Meno bimbi
segno del declino

Siamo messi peggio dei gorilla. «Siamo» chi? E in che senso peggio dei gorilla? I gorilla sono collocati dagli studiosi al livello di «pericolo critico», il penultimo prima del rischio di estinzione. Gli italiani sono in una situazione analoga o forse addirittura peggiore. La battuta l’ha fatta il professor Andrea Lenzi, presidente della società italiana di endocrinologia. Il professore ha presentato un piano, insieme con il ministro della Salute Beatrice Lorenzin, per far fronte alla situazione. In effetti nel 2013 sono nati 508 mila bambini, 64 mila in meno rispetto al 2008. È come averne «perso» ogni anno 12 mila.
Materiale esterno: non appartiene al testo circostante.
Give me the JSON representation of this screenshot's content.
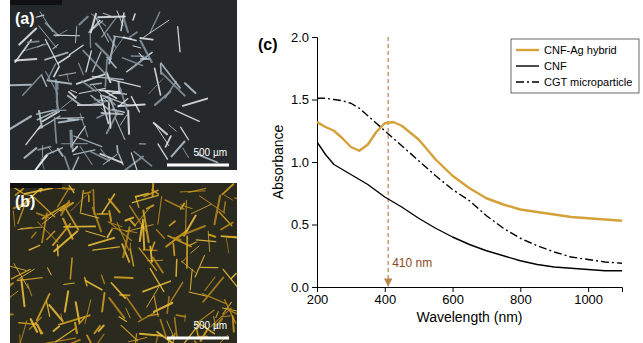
{
  "images": [
    {
      "label": "(a)",
      "scale_bar": "500 µm"
    },
    {
      "label": "(b)",
      "scale_bar": "500 µm"
    }
  ],
  "chart_data": {
    "type": "line",
    "title": "(c)",
    "x_label": "Wavelength (nm)",
    "y_label": "Absorbance",
    "x": [
      200,
      225,
      250,
      275,
      300,
      325,
      350,
      375,
      400,
      425,
      450,
      500,
      550,
      600,
      650,
      700,
      750,
      800,
      850,
      900,
      950,
      1000,
      1050,
      1100
    ],
    "series": [
      {
        "name": "CNF-Ag hybrid",
        "color": "#d4a038",
        "line_style": "solid",
        "values": [
          1.32,
          1.28,
          1.25,
          1.19,
          1.12,
          1.09,
          1.14,
          1.24,
          1.31,
          1.32,
          1.29,
          1.18,
          1.02,
          0.89,
          0.79,
          0.71,
          0.66,
          0.62,
          0.6,
          0.58,
          0.56,
          0.55,
          0.54,
          0.53
        ]
      },
      {
        "name": "CNF",
        "color": "#000000",
        "line_style": "solid",
        "values": [
          1.16,
          1.06,
          0.98,
          0.94,
          0.9,
          0.86,
          0.82,
          0.77,
          0.72,
          0.68,
          0.64,
          0.55,
          0.47,
          0.4,
          0.34,
          0.29,
          0.25,
          0.21,
          0.18,
          0.16,
          0.15,
          0.14,
          0.13,
          0.13
        ]
      },
      {
        "name": "CGT microparticle",
        "color": "#000000",
        "line_style": "dashdot",
        "values": [
          1.51,
          1.51,
          1.5,
          1.49,
          1.47,
          1.43,
          1.37,
          1.31,
          1.25,
          1.19,
          1.13,
          1.01,
          0.89,
          0.78,
          0.69,
          0.57,
          0.47,
          0.39,
          0.33,
          0.28,
          0.24,
          0.22,
          0.2,
          0.19
        ]
      }
    ],
    "xlim": [
      200,
      1100
    ],
    "xticks": [
      200,
      400,
      600,
      800,
      1000
    ],
    "ylim": [
      0,
      2
    ],
    "yticks": [
      {
        "value": 0,
        "label": "0.0"
      },
      {
        "value": 0.5,
        "label": "0.5"
      },
      {
        "value": 1,
        "label": "1.0"
      },
      {
        "value": 1.5,
        "label": "1.5"
      },
      {
        "value": 2,
        "label": "2.0"
      }
    ],
    "legend": "upper right",
    "annotations": [
      {
        "text": "410 nm",
        "x": 410
      }
    ]
  }
}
Da notare che nei neonati sono compresi i figli degli extracomunitari, generalmente più prolifici degli italiani. La prospettiva è inevitabile: se la situazione continua così, è sicuro che la «gente italica» andrà in minoranza e poi, a lungo andare, sparirà. Resta solo di stabilire quando.
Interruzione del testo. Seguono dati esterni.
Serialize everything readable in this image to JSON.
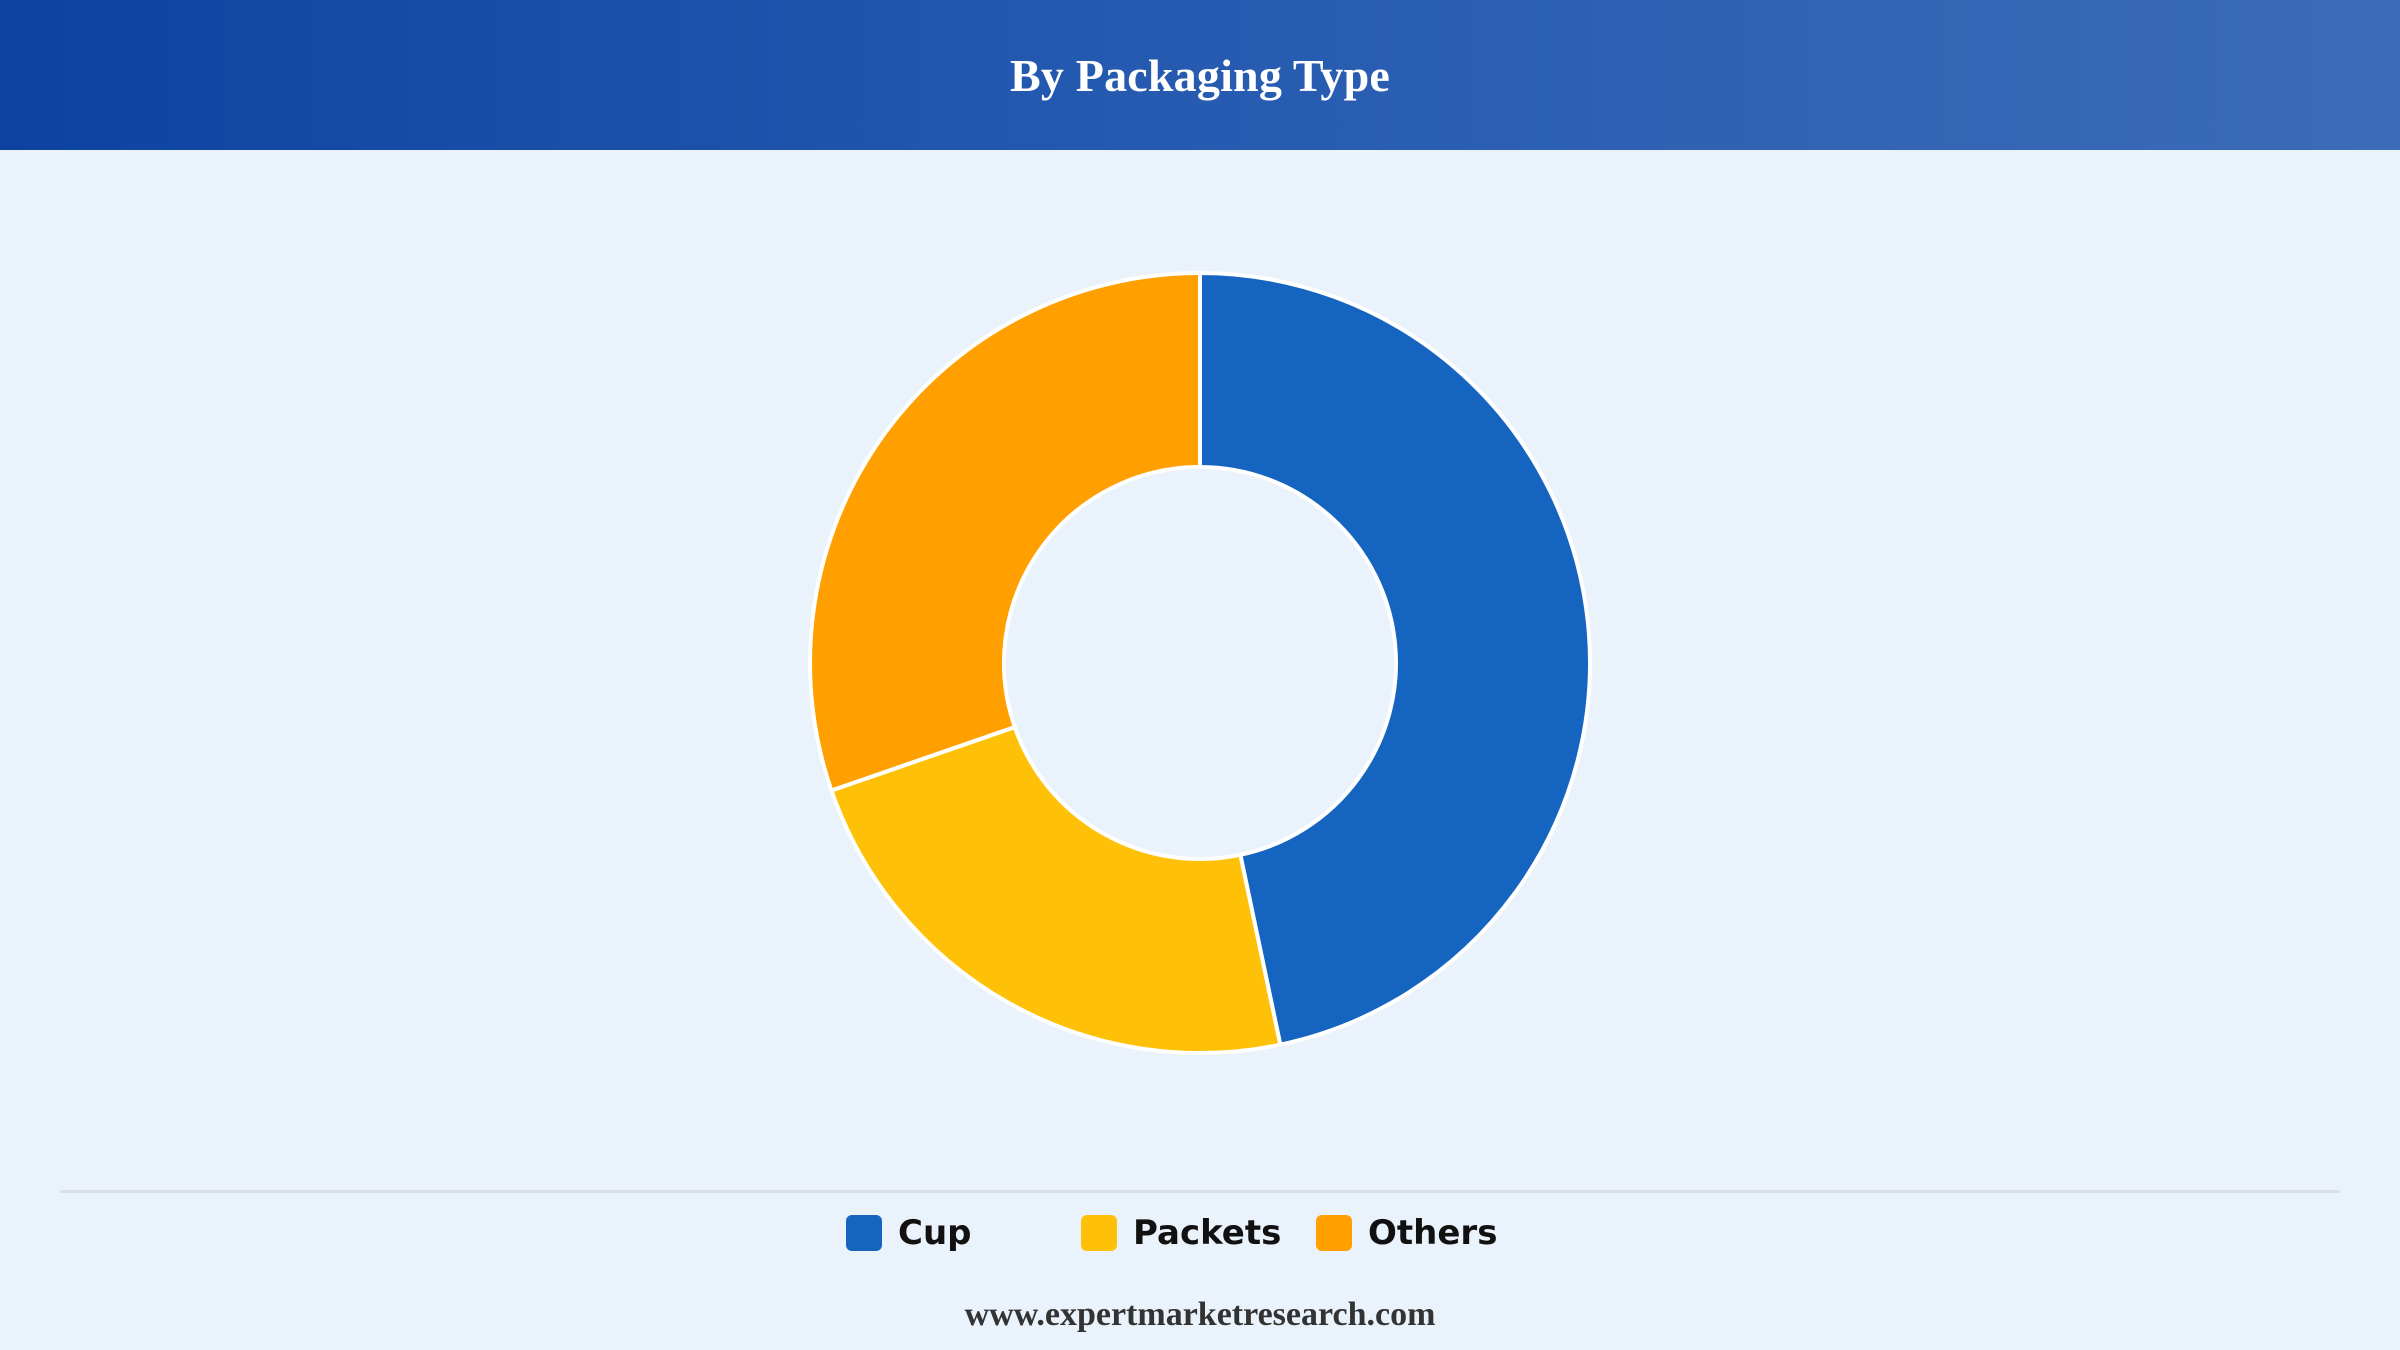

Non sono però soltanto le cifre a parlare. Ci sono anche degli inquietanti dati medici. Lo stesso rapporto, dice che, in 50 anni, il numero degli spermatozoi nel maschio italiano si è dimezzato. Diverse patologie, poi, disturbano sia i maschi che le donne, patologie diverse fra di loro e presenti in diverse fasi della vita.

Questo nel rapporto Lenzi-Lorenzin. Ma il rapporto arriva in una opinione pubblica surriscaldata dalla discussione sui matrimoni omosessuali, dopo il risultato del referendum irlandese. Quest’ultimo avvenimento ha contribuito in maniera determinante a spostare la discussione sull’omosessualità dal piano dell’antropologia a quello della morale, dalla domanda sul chi è l’uomo a quella del che cosa fare. E questa ha quasi completamente oscurato quella. Ormai l’enfasi è una sola direzione: bisogna capire e accettare l’omosessuale. Tutti d’accordo.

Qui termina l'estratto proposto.